Um experimento científico surpreendente mostrou que leveduras — microrganismos conhecidos por fazerem o pão crescer — conseguem resistir temporariamente a condições semelhantes às encontradas em Marte. O estudo foi realizado em laboratório, com o uso de uma câmara especial que simulou o ambiente hostil do planeta vermelho, incluindo frio extremo, baixa pressão atmosférica, quase ausência de oxigênio e altos níveis de radiação.
Inspirados em pesquisas conduzidas pela NASA e pela Agência Espacial Europeia, os cientistas submeteram o fermento a temperaturas entre –50 °C e –80 °C, pressão inferior a 1% da existente na Terra e radiação ultravioleta semelhante à da superfície marciana. Após horas nessas condições, parte das células analisadas permaneceu viva e retomou suas atividades quando reidratada.

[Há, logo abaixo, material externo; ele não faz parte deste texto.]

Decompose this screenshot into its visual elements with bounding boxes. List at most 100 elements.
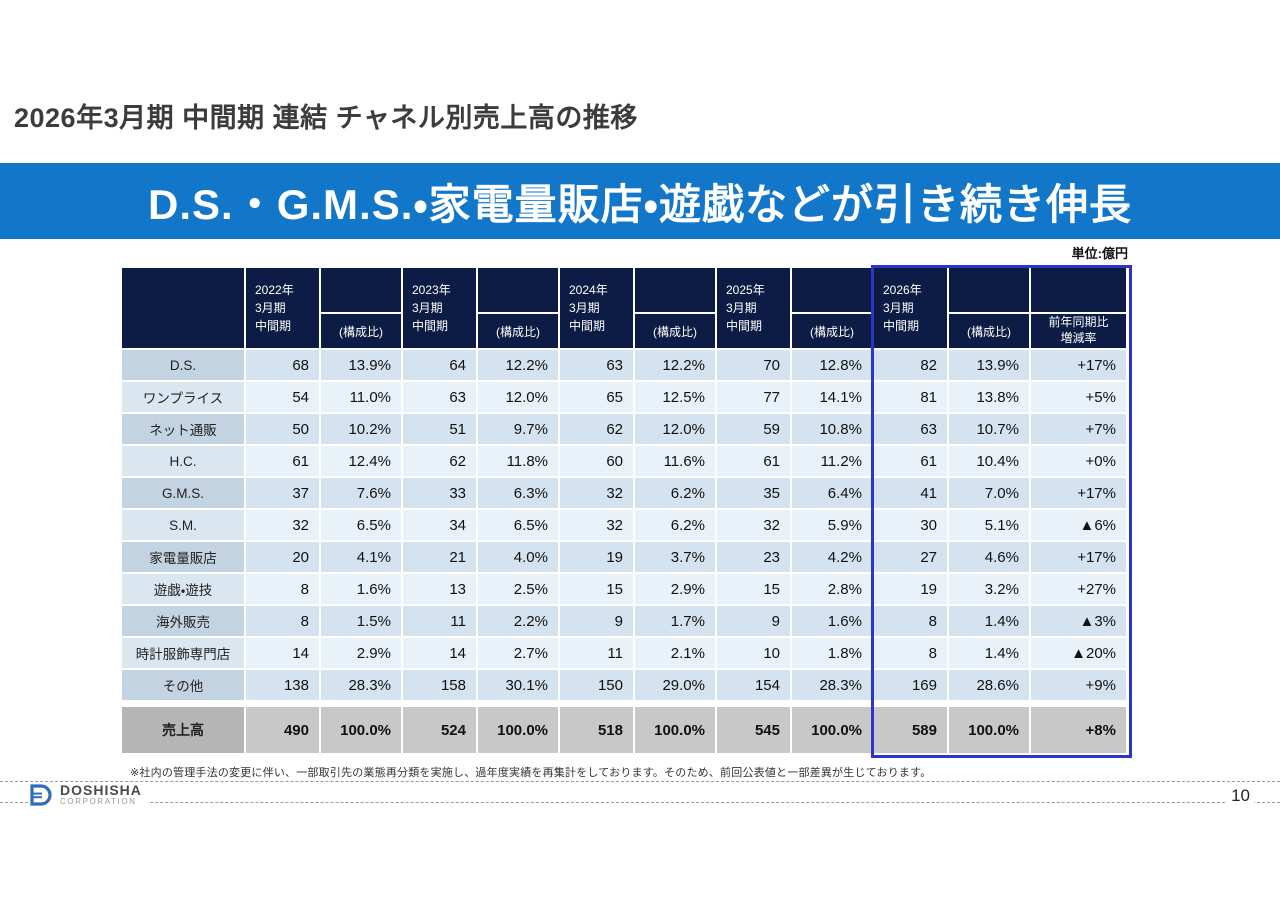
value-cell: 2.7% bbox=[478, 638, 560, 670]
value-cell: 2.2% bbox=[478, 606, 560, 638]
value-cell: 589 bbox=[874, 707, 949, 755]
value-cell: 61 bbox=[246, 446, 321, 478]
value-cell: 5.1% bbox=[949, 510, 1031, 542]
year-header-2025: 2025年 3月期 中間期 bbox=[717, 268, 792, 350]
value-cell: 10.4% bbox=[949, 446, 1031, 478]
value-cell: 150 bbox=[560, 670, 635, 702]
page-title: 2026年3月期 中間期 連結 チャネル別売上高の推移 bbox=[14, 103, 638, 133]
value-cell: 5.9% bbox=[792, 510, 874, 542]
value-cell: 64 bbox=[403, 350, 478, 382]
value-cell: 8 bbox=[246, 606, 321, 638]
year-header-2023: 2023年 3月期 中間期 bbox=[403, 268, 478, 350]
value-cell: 6.2% bbox=[635, 510, 717, 542]
value-cell: 9.7% bbox=[478, 414, 560, 446]
share-header: (構成比) bbox=[478, 314, 560, 350]
value-cell: 30.1% bbox=[478, 670, 560, 702]
unit-label: 単位:億円 bbox=[1071, 246, 1128, 261]
value-cell: 61 bbox=[874, 446, 949, 478]
value-cell: 490 bbox=[246, 707, 321, 755]
table-row: H.C. 61 12.4% 62 11.8% 60 11.6% 61 11.2% 61 10.4% +… bbox=[122, 446, 1128, 478]
yoy-cell: +0% bbox=[1031, 446, 1128, 478]
value-cell: 12.0% bbox=[478, 382, 560, 414]
yoy-cell: +17% bbox=[1031, 350, 1128, 382]
logo-subtitle: CORPORATION bbox=[60, 796, 137, 806]
yoy-cell: +5% bbox=[1031, 382, 1128, 414]
yoy-cell: ▲3% bbox=[1031, 606, 1128, 638]
value-cell: 21 bbox=[403, 542, 478, 574]
value-cell: 2.9% bbox=[321, 638, 403, 670]
share-header: (構成比) bbox=[321, 314, 403, 350]
value-cell: 518 bbox=[560, 707, 635, 755]
corner-cell bbox=[122, 268, 246, 350]
doshisha-logo-icon bbox=[30, 783, 52, 806]
value-cell: 138 bbox=[246, 670, 321, 702]
value-cell: 10.2% bbox=[321, 414, 403, 446]
yoy-header: 前年同期比 増減率 bbox=[1031, 314, 1128, 350]
value-cell: 2.8% bbox=[792, 574, 874, 606]
value-cell: 50 bbox=[246, 414, 321, 446]
value-cell: 14.1% bbox=[792, 382, 874, 414]
value-cell: 11.6% bbox=[635, 446, 717, 478]
value-cell: 37 bbox=[246, 478, 321, 510]
value-cell: 4.2% bbox=[792, 542, 874, 574]
value-cell: 8 bbox=[874, 606, 949, 638]
value-cell: 30 bbox=[874, 510, 949, 542]
header-spacer bbox=[792, 268, 874, 314]
value-cell: 51 bbox=[403, 414, 478, 446]
header-spacer bbox=[478, 268, 560, 314]
table-row: 遊戯・遊技 8 1.6% 13 2.5% 15 2.9% 15 2.8% 19 3.2% +27% bbox=[122, 574, 1128, 606]
footer-divider-top bbox=[0, 781, 1280, 782]
row-label: G.M.S. bbox=[122, 478, 246, 510]
value-cell: 6.4% bbox=[792, 478, 874, 510]
row-label: 時計服飾専門店 bbox=[122, 638, 246, 670]
table-row: その他 138 28.3% 158 30.1% 150 29.0% 154 28.3% 169 28… bbox=[122, 670, 1128, 702]
headline-banner: D.S.・G.M.S.・家電量販店・遊戯などが引き続き伸長 bbox=[0, 163, 1280, 239]
value-cell: 28.3% bbox=[792, 670, 874, 702]
value-cell: 60 bbox=[560, 446, 635, 478]
value-cell: 12.2% bbox=[478, 350, 560, 382]
yoy-cell: ▲6% bbox=[1031, 510, 1128, 542]
table-row: G.M.S. 37 7.6% 33 6.3% 32 6.2% 35 6.4% 41 7.0% +17% bbox=[122, 478, 1128, 510]
share-header: (構成比) bbox=[792, 314, 874, 350]
row-label: 家電量販店 bbox=[122, 542, 246, 574]
row-label: その他 bbox=[122, 670, 246, 702]
value-cell: 32 bbox=[717, 510, 792, 542]
table-row: 海外販売 8 1.5% 11 2.2% 9 1.7% 9 1.6% 8 1.4% ▲3% bbox=[122, 606, 1128, 638]
value-cell: 1.4% bbox=[949, 638, 1031, 670]
yoy-cell: +17% bbox=[1031, 542, 1128, 574]
page-number: 10 bbox=[1227, 786, 1254, 806]
value-cell: 6.5% bbox=[321, 510, 403, 542]
value-cell: 12.8% bbox=[792, 350, 874, 382]
sales-table-container: 2022年 3月期 中間期 2023年 3月期 中間期 2024年 3月期 中間… bbox=[122, 265, 1132, 758]
value-cell: 11.0% bbox=[321, 382, 403, 414]
logo-name: DOSHISHA bbox=[60, 782, 142, 798]
value-cell: 82 bbox=[874, 350, 949, 382]
header-row-sub: (構成比) (構成比) (構成比) (構成比) (構成比) 前年同期比 増減率 bbox=[122, 314, 1128, 350]
value-cell: 32 bbox=[246, 510, 321, 542]
value-cell: 27 bbox=[874, 542, 949, 574]
value-cell: 11.2% bbox=[792, 446, 874, 478]
table-row: 時計服飾専門店 14 2.9% 14 2.7% 11 2.1% 10 1.8% 8 1.4% ▲20% bbox=[122, 638, 1128, 670]
table-row: ワンプライス 54 11.0% 63 12.0% 65 12.5% 77 14.1% 81 13.8… bbox=[122, 382, 1128, 414]
value-cell: 158 bbox=[403, 670, 478, 702]
table-separator bbox=[122, 702, 1128, 707]
footer-divider-bottom bbox=[0, 802, 1280, 803]
value-cell: 13.8% bbox=[949, 382, 1031, 414]
value-cell: 1.6% bbox=[321, 574, 403, 606]
table-row: ネット通販 50 10.2% 51 9.7% 62 12.0% 59 10.8% 63 10.7% +… bbox=[122, 414, 1128, 446]
value-cell: 19 bbox=[560, 542, 635, 574]
value-cell: 81 bbox=[874, 382, 949, 414]
value-cell: 65 bbox=[560, 382, 635, 414]
value-cell: 9 bbox=[560, 606, 635, 638]
value-cell: 54 bbox=[246, 382, 321, 414]
value-cell: 68 bbox=[246, 350, 321, 382]
value-cell: 14 bbox=[403, 638, 478, 670]
value-cell: 2.9% bbox=[635, 574, 717, 606]
value-cell: 100.0% bbox=[478, 707, 560, 755]
total-row: 売上高 490 100.0% 524 100.0% 518 100.0% 545 100.0% 5… bbox=[122, 707, 1128, 755]
value-cell: 13 bbox=[403, 574, 478, 606]
value-cell: 32 bbox=[560, 510, 635, 542]
value-cell: 6.5% bbox=[478, 510, 560, 542]
value-cell: 15 bbox=[560, 574, 635, 606]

Segundo os pesquisadores, o fermento entrou em um estado conhecido como criptobiose, uma espécie de “hibernação” em que o metabolismo praticamente para, permitindo a sobrevivência em ambientes extremos. A descoberta contribui para uma das grandes questões da astrobiologia: se formas simples de vida poderiam resistir em Marte ou se vestígios de microrganismos antigos podem estar preservados sob o solo ou em rochas protegidas da radiação.
Apesar do resultado animador, os cientistas fazem um alerta. Sobreviver por um curto período não significa que o fermento conseguiria se reproduzir ou se manter ativo em Marte a longo prazo. A radiação cósmica constante e a escassez de nutrientes tornariam a permanência inviável com o passar do tempo.
O estudo também reforça a importância dos protocolos de proteção planetária adotados por agências espaciais. Caso contrário, missões futuras poderiam acabar levando microrganismos terrestres ao planeta vermelho, comprometendo a busca por vida marciana genuína.
Além do impacto científico, a pesquisa abre caminho para reflexões sobre o futuro da exploração espacial. Leveduras resistentes poderiam, no futuro, auxiliar na produção de alimentos, medicamentos ou biocombustíveis em colônias humanas fora da Terra. Por enquanto, a descoberta mostra que a vida, mesmo em suas formas mais simples, pode ser muito mais resistente do que se imaginava.